In 1923, she published her first novel, Young Richard Mast. A Study of Temperament. This was followed by Hangingstone Farm (1924), Uncle Sabine (1925), and Midsummer Night (1927). In 1927 Jerrold married George Mendes (the brother of the celebrated violinist Isolde Mendes) and moved with him to a dilapidated farmhouse in the Wye Valley, which they spent much time and effort renovating. In 1929 she published the first of two classic and influential whodunits. The Studio Crime gained her immediate acceptance into the recently-formed but highly prestigious Detection Club, and was followed a year later by Dead Man’s Quarry. Ianthe Jerrold subsequently moved on from pure whodunits to write novels ranging from romantic fiction to psychological thrillers. She continued writing and publishing her fiction into the 1970’s. She died in Kensington in 1977, twelve years after her husband George Menges, and left her beloved farmhouse, Cwmmau, to the National Trust. (Based on information primarily from the following source: Detectives of the Golden Age, by Carol Westron)
Dean Street Press has reissued also two forgotten mysteries written by Ianthe Jerrold under the pseudonym “Geraldine Bridgman” (Let Him Lie and There Might Be Danger).
The Studio Crime is the first of Ianthe Jerrold’s classic whodunit novels, originally published in 1929. Its impact led to her membership of the elite Detection Club, and its influence can be felt on later works by John Dickson Carr, Ngaio Marsh and Dorothy L. Sayers among others. This edition, the first in eighty years, includes a new introduction by crime fiction historian Curtis Evans.

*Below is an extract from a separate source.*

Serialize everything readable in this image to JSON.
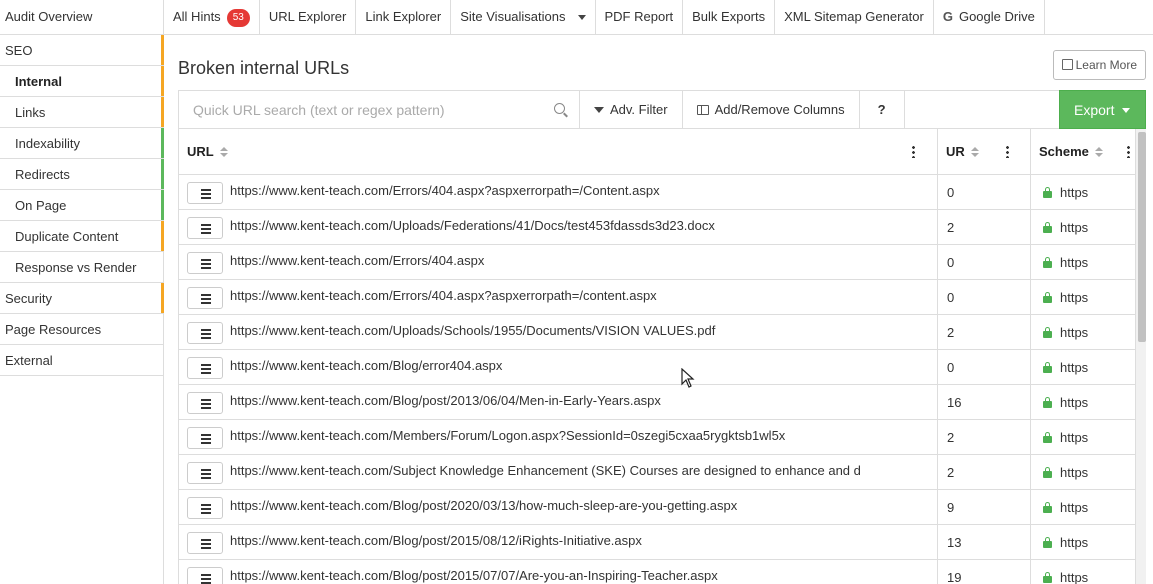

Dead Man’s Quarry is the second of Ianthe Jerrold’s classic and influential whodunits, originally published in 1930. This edition, the first for more than eighty years, features a new introduction by crime fiction historian Curtis Evans.
Let Him Lie is a classic golden age detective story from 1940, written by a queen of the form. It includes a new introduction by crime fiction historian Curtis Evans.
There May Be Danger was first published in 1948, and was the last mystery novel by Ianthe Jerrold. This edition features a new introduction by crime fiction historian Curtis Evans.
Curtis Evans wrote about this two almost forgotten novels: ”In the two newly reissued Ianthe Jerrold novels, the author abandons her brilliant amateur detective, John Christmas, who appeared in her earlier books The Studio Crime and Dead Man’s Quarry, in favor of intrepid women sleuths who are drawn into crime investigation out of their sense of empathy for the plights of others, especially children. These two fine mystery novels, which reflect events from Ianthe Jerrold’s own life in the 1940s (. . . ), look ahead to the modern crime novels of authors like Ann Cleeves, I would argue; and I’m very happy to see them back in print after, respectively, 75 and 67 years!”